Und da alle Arzneimittel potentielle Nebenwirkungen haben, sagt uns der gesunde Menschenverstand, nicht zu Arzneimitteln Zuflucht zu nehmen, wenn andere Heilmittel ausreichen würden. Dies trifft zum Beispiel bei Verstopfung zu. Viele Menschen brauchen von Zeit zu Zeit ein Abführmittel. Ständiger Gebrauch kann aber schaden, so daß man lieber einige praktische Maßnahmen erwägen sollte, statt zu Arzneimitteln zu greifen, so die Gewöhnung des Körpers an regelmäßigen Stuhlgang, eine richtige Ernährung und regelmäßige Bewegung. Ein bekannter Arzt vertritt die Ansicht, diese praktischen Maßnahmen würden bei 95 Prozent der Menschen, die an Verstopfung leiden, ausreichen. Sie könnten deshalb „mit einem Minimum an Medikamenten und einem Maximum an gesundem Menschenverstand“ behandelt werden.
Es steht also fest, daß man Vorsicht walten lassen und seinen gesunden Menschenverstand gebrauchen muß, wenn man Arzneimittel einnimmt. Sie können Wohltäter sein und sogar Leben retten; aber man denke auch daran, daß sie Schaden verursachen können.
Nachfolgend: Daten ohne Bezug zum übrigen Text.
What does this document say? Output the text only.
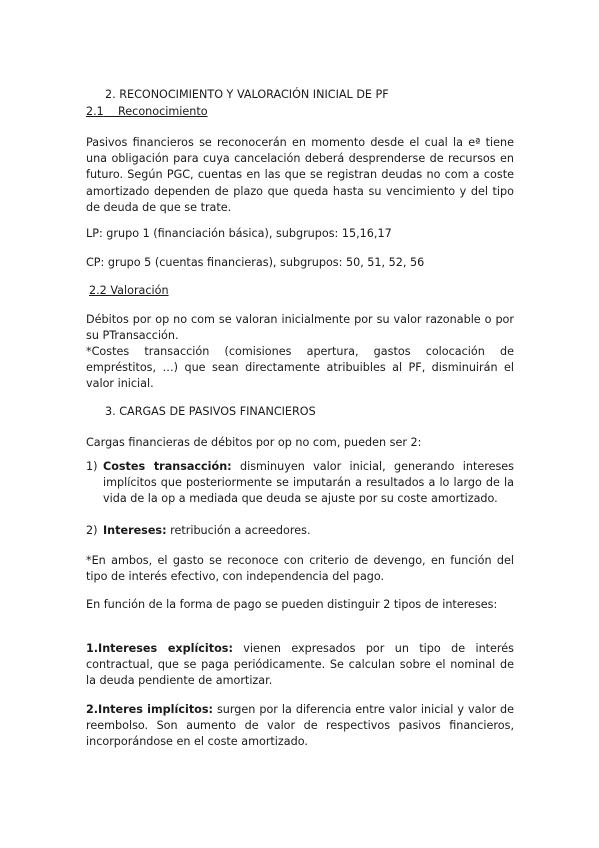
2. RECONOCIMIENTO Y VALORACIÓN INICIAL DE PF
2.1 Reconocimiento
Pasivos financieros se reconocerán en momento desde el cual la eª tiene una obligación para cuya cancelación deberá desprenderse de recursos en futuro. Según PGC, cuentas en las que se registran deudas no com a coste amortizado dependen de plazo que queda hasta su vencimiento y del tipo de deuda de que se trate.
LP: grupo 1 (financiación básica), subgrupos: 15,16,17
CP: grupo 5 (cuentas financieras), subgrupos: 50, 51, 52, 56
2.2 Valoración
Débitos por op no com se valoran inicialmente por su valor razonable o por su PTransacción.
*Costes transacción (comisiones apertura, gastos colocación de empréstitos, …) que sean directamente atribuibles al PF, disminuirán el valor inicial.
3. CARGAS DE PASIVOS FINANCIEROS
Cargas financieras de débitos por op no com, pueden ser 2:
1) Costes transacción: disminuyen valor inicial, generando intereses implícitos que posteriormente se imputarán a resultados a lo largo de la vida de la op a mediada que deuda se ajuste por su coste amortizado.
2) Intereses: retribución a acreedores.
*En ambos, el gasto se reconoce con criterio de devengo, en función del tipo de interés efectivo, con independencia del pago.
En función de la forma de pago se pueden distinguir 2 tipos de intereses:
1.Intereses explícitos: vienen expresados por un tipo de interés contractual, que se paga periódicamente. Se calculan sobre el nominal de la deuda pendiente de amortizar.
2.Interes implícitos: surgen por la diferencia entre valor inicial y valor de reembolso. Son aumento de valor de respectivos pasivos financieros, incorporándose en el coste amortizado.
Menschliche Leiden werden auf die Dauer erst geheilt werden, wenn Jesus Christus in der gerechten neuen Ordnung Gottes seine Kraft zur Heilung aller menschlichen Gebrechen anwendet (2. Petr. 3:13; Matth. 15:30, 31; Offb. 21:3, 4).
[Fußnoten]
a BRD: Beim Bundesgesundheitsamt waren bis zum 30. 6. 1975 insgesamt 25 026 Arzneispezialitäten registriert.
b In der Bundesrepublik Deutschland ist der freie Verkauf von phenacetinhaltigen Arzneimitteln noch nicht verboten. Der Stoff ist in sehr vielen Schmerzmitteln enthalten.